Zmodyfikowano 1 raz. Ostatnia modyfikacja: 16 listopada 2015 o 13:43
@JuriaYozora Definicji introwertyka jest od groma. Patrzac na twoją wypowiedź widzę że zapoznałeś się z wyłącznie jedną z nich.
Osobiście przeczytałem wiele z tych definicji i jako osoba która wpasowała się w dużą część z nich, powiem że nie raz miewam sytuację jak ta prezentowana w democie powyżej.

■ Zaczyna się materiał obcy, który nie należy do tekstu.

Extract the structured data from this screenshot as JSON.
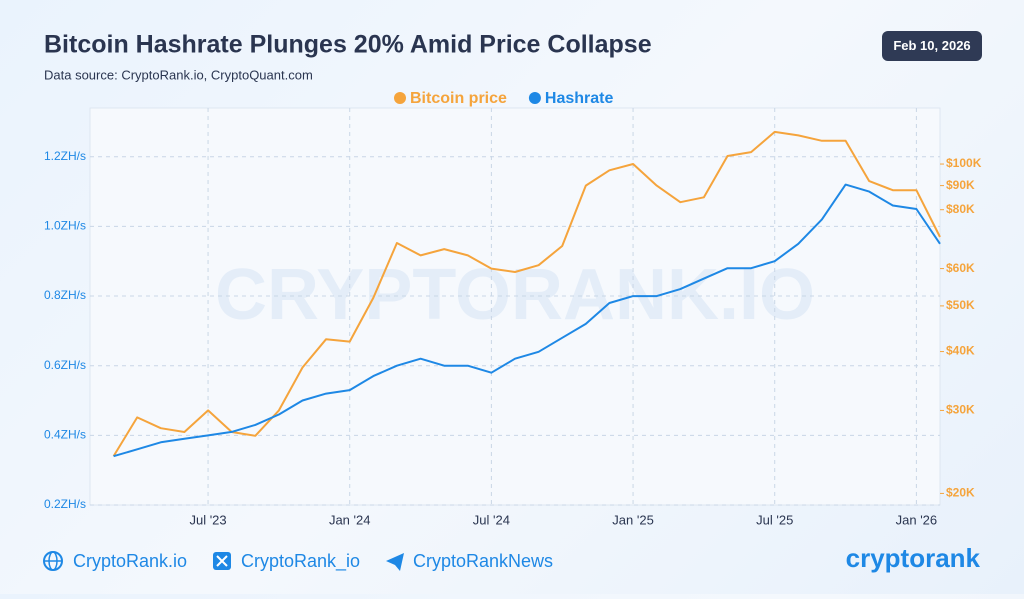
{
  "chart_data": {
    "type": "line",
    "title": "Bitcoin Hashrate Plunges 20% Amid Price Collapse",
    "subtitle": "Data source: CryptoRank.io, CryptoQuant.com",
    "date_badge": "Feb 10, 2026",
    "watermark": "CRYPTORANK.IO",
    "x": [
      "2023-03",
      "2023-04",
      "2023-05",
      "2023-06",
      "2023-07",
      "2023-08",
      "2023-09",
      "2023-10",
      "2023-11",
      "2023-12",
      "2024-01",
      "2024-02",
      "2024-03",
      "2024-04",
      "2024-05",
      "2024-06",
      "2024-07",
      "2024-08",
      "2024-09",
      "2024-10",
      "2024-11",
      "2024-12",
      "2025-01",
      "2025-02",
      "2025-03",
      "2025-04",
      "2025-05",
      "2025-06",
      "2025-07",
      "2025-08",
      "2025-09",
      "2025-10",
      "2025-11",
      "2025-12",
      "2026-01",
      "2026-02"
    ],
    "xlim": [
      "2023-02",
      "2026-02"
    ],
    "xticks": [
      {
        "value": "2023-07",
        "label": "Jul '23"
      },
      {
        "value": "2024-01",
        "label": "Jan '24"
      },
      {
        "value": "2024-07",
        "label": "Jul '24"
      },
      {
        "value": "2025-01",
        "label": "Jan '25"
      },
      {
        "value": "2025-07",
        "label": "Jul '25"
      },
      {
        "value": "2026-01",
        "label": "Jan '26"
      }
    ],
    "series": [
      {
        "name": "Bitcoin price",
        "color": "#f5a43c",
        "axis": "y2",
        "values": [
          24000,
          29000,
          27500,
          27000,
          30000,
          27000,
          26500,
          30000,
          37000,
          42500,
          42000,
          52000,
          68000,
          64000,
          66000,
          64000,
          60000,
          59000,
          61000,
          67000,
          90000,
          97000,
          100000,
          90000,
          83000,
          85000,
          104000,
          106000,
          117000,
          115000,
          112000,
          112000,
          92000,
          88000,
          88000,
          70000
        ]
      },
      {
        "name": "Hashrate",
        "color": "#1e88e5",
        "values": [
          0.34,
          0.36,
          0.38,
          0.39,
          0.4,
          0.41,
          0.43,
          0.46,
          0.5,
          0.52,
          0.53,
          0.57,
          0.6,
          0.62,
          0.6,
          0.6,
          0.58,
          0.62,
          0.64,
          0.68,
          0.72,
          0.78,
          0.8,
          0.8,
          0.82,
          0.85,
          0.88,
          0.88,
          0.9,
          0.95,
          1.02,
          1.12,
          1.1,
          1.06,
          1.05,
          0.95
        ]
      }
    ],
    "ylim": [
      0.2,
      1.34
    ],
    "yticks": [
      {
        "value": 0.2,
        "label": "0.2ZH/s"
      },
      {
        "value": 0.4,
        "label": "0.4ZH/s"
      },
      {
        "value": 0.6,
        "label": "0.6ZH/s"
      },
      {
        "value": 0.8,
        "label": "0.8ZH/s"
      },
      {
        "value": 1.0,
        "label": "1.0ZH/s"
      },
      {
        "value": 1.2,
        "label": "1.2ZH/s"
      }
    ],
    "y2lim": [
      18900,
      131500
    ],
    "y2_log": true,
    "y2ticks": [
      {
        "value": 20000,
        "label": "$20K"
      },
      {
        "value": 30000,
        "label": "$30K"
      },
      {
        "value": 40000,
        "label": "$40K"
      },
      {
        "value": 50000,
        "label": "$50K"
      },
      {
        "value": 60000,
        "label": "$60K"
      },
      {
        "value": 80000,
        "label": "$80K"
      },
      {
        "value": 90000,
        "label": "$90K"
      },
      {
        "value": 100000,
        "label": "$100K"
      }
    ],
    "grid": true,
    "legend": "top",
    "footer": {
      "website": "CryptoRank.io",
      "twitter": "CryptoRank_io",
      "telegram": "CryptoRankNews",
      "logo": "cryptorank"
    }
  }
}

Chyba poważnie nie zrozumiałeś co mam na myśli. Skoro czytałeś na ten temat dużo i nawet odkryłeś, że sam jesteś introwertykiem to doskonale wiesz, że zachowanie takie jak w tym democie występuje rzadko. Owszem, znacznie częściej niż u ekstrawertyków, ale to nadal jest rzadkość. Jeśli ktoś zawsze albo często tak się zachowuje to może mieć już problem i powinien o tym z kimś porozmawiać. Ja czytać w tym temacie nie muszę (bo czytałam, psychologia po prostu mnie interesuje) i sama jestem introwertykiem, więc z autopsji tez wiem wiele. Jedyne co mogę się zgodzić w tym democie to to, że częściej mamy problem ze znalezieniem sobie towarzystwa, bo jako osoby bardziej myślące i czujące, niż robiące i beztroskie, szybciej dostrzegamy ludzką głupotę i częściej się zrażamy. Dlaczego też nikt nie robi memów o ekstrawertykach? Przecież oni też potrafią ,,śmiesznie" się zachowywać.